Leadership Public Schools (LPS), a charter school organization that runs high schools in the San Francisco Bay Area, has teamed up with Gooru, a nonprofit educational tech company, to develop technology to support the schools’ personalized learning model and improve student outcomes.
Both organizations were trying to find better ways to expand their personalized learning plans, according to Thomas Arnett of the Christensen Institute.
LPS was founded in 2002 and serves approximately 1,500 students, most of whom are from low-income backgrounds.
LPS had developed a successful model, but found it difficult to scale beyond the original pilot classrooms. Gooru, on the other hand, had created a platform that was not adequately addressing teachers’ needs. Together, they redesigned Gooru’s technology to align with the LPS model.
Louise Waters, the CEO of LPS, and Prasad Ram, the CEO and founder of Gooru, began meeting for breakfast in September of 2013. A mutual friend introduced them in the hopes that they could work together to solve their problems.
LPS faced a challenge: many of their students were below grade-level in math. They began by creating a course called Academic Numeracy that ninth-graders would take alongside Algebra. However, this was not helping the most advanced learners nor those who were the furthest behind, so math teacher Michael Fauteux began offering after-school sessions with game-like elements, in which they completed activities called “missions” and monitored their own progress. He then implemented “Learning Lists” on Google Sheets to digitize the data.

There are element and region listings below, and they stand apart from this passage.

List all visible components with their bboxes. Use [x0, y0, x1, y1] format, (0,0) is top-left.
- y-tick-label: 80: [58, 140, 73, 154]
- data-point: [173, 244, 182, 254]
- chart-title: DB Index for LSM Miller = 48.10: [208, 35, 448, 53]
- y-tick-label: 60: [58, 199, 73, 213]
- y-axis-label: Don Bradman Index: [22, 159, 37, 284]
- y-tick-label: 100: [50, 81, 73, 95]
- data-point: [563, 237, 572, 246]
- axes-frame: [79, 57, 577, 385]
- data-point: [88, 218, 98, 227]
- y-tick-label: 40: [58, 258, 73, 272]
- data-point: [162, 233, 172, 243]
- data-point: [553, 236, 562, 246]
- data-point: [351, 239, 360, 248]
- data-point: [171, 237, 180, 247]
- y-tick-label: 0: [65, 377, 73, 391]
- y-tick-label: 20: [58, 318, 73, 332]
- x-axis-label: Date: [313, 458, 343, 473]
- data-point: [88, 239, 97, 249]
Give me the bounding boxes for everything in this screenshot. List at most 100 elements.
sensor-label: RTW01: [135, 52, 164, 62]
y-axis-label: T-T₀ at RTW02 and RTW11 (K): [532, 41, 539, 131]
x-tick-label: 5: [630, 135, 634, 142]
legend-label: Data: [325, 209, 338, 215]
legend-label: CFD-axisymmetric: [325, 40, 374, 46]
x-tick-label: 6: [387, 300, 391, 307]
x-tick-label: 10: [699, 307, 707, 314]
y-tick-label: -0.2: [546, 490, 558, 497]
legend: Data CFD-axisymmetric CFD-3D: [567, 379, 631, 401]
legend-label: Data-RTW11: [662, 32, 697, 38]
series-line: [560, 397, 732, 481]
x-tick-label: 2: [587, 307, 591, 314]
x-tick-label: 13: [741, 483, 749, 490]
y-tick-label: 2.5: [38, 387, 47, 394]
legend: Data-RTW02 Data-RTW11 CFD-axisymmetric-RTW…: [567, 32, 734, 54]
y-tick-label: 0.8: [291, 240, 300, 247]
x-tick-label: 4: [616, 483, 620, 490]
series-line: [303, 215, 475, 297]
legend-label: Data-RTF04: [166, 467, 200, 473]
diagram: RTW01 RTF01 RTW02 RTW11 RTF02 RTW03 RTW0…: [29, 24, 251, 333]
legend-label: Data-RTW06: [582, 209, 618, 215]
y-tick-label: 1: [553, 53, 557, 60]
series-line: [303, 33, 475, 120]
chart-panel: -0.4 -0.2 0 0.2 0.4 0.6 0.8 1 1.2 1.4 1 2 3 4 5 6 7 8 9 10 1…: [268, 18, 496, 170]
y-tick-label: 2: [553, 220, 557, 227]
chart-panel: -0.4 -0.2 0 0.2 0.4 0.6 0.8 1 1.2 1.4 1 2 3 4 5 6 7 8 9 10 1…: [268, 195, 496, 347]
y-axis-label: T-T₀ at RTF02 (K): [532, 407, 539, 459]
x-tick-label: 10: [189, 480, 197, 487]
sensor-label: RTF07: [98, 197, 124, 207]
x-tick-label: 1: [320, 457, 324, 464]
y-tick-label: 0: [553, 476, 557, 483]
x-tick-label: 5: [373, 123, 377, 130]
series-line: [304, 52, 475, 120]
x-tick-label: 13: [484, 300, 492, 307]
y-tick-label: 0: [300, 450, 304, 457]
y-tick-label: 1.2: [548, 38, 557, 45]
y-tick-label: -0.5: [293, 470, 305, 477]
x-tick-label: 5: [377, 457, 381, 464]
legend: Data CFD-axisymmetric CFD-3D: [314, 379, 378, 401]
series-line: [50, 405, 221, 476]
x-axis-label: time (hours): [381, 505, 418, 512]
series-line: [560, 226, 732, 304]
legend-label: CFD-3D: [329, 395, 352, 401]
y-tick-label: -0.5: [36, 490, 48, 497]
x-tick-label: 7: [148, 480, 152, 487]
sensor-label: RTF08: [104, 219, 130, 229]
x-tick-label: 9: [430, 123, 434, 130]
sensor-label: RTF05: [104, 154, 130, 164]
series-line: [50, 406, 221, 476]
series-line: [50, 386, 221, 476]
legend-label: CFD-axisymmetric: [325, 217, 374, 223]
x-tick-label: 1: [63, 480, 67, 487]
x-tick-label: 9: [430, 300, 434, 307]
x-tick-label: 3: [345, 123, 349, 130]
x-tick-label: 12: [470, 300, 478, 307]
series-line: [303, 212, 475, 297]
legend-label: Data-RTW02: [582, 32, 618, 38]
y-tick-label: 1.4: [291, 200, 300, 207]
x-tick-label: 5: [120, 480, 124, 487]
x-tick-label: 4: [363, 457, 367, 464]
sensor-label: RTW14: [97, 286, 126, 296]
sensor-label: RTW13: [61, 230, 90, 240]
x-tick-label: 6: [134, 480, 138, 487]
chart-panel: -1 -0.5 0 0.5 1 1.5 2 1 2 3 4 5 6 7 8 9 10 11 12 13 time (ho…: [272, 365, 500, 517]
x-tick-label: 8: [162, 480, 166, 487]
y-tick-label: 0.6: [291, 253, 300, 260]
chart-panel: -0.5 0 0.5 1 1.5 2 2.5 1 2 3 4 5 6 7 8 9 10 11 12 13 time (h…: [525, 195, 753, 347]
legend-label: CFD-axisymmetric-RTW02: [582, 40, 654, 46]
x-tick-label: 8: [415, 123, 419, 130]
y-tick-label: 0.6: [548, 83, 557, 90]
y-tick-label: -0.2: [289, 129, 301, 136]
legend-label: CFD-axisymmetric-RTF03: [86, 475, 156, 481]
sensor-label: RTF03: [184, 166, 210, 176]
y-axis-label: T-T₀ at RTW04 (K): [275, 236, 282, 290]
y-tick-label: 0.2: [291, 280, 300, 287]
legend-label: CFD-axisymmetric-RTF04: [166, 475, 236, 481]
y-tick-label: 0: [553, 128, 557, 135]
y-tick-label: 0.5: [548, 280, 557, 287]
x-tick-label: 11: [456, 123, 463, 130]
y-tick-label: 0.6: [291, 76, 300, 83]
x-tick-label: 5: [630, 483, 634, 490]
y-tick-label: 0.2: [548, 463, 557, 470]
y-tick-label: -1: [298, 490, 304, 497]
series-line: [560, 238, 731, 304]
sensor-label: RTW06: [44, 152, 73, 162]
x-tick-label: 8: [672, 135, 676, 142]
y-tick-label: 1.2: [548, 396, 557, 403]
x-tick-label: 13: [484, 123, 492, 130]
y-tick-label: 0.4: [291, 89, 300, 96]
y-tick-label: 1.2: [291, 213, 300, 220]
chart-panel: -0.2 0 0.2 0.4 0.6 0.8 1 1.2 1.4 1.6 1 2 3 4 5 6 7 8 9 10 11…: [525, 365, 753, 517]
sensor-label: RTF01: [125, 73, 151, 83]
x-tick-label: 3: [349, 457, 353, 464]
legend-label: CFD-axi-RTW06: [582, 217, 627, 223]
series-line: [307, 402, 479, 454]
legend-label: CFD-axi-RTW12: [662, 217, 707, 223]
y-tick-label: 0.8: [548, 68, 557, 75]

The system was effective and other schools wanted in, but they had trouble scaling a spreadsheet to go beyond pilot classrooms.
Gooru’s platform was like a search engine that allowed teachers to curate and share collections of educational resources on particular topics, but teachers were having trouble integrating these collections into the classroom, which limited the impact on students.
In 2014, they received grants for the project and solidified their partnership.
The companies say that four elements guided their partnership: teaching practices influenced the technology rather than the other way around, they used intensive collaboration, design assumptions were tested in classrooms, and both organizations had business models that prioritized the partnership.
In the words of Amara Humphry, Gooru’s co-founder:
“When you design you make a lot of assumptions. Because we’re not teachers, every single thing we draw into our designs is an assumption. After you make those assumptions, you can go validate them with a group of users. But it is a lot easier to just ask someone who has the answers.”
Now the two companies are working to scale their creations for other schools.
As Arnett notes in the conclusion to his paper on the creation process of the partnership:
“LPS and Gooru’s story presents an interesting variation on the theme of so-called “build versus buy” decisions facing innovative school systems. Their example suggests that when a school system finds building technology to be infeasible and buying off-the-shelf technology to be impractical, a viable third-way approach is to partner with a technology developer. Furthermore, their partnership lends a number of important insights regarding the circumstances required for a successful partnership.”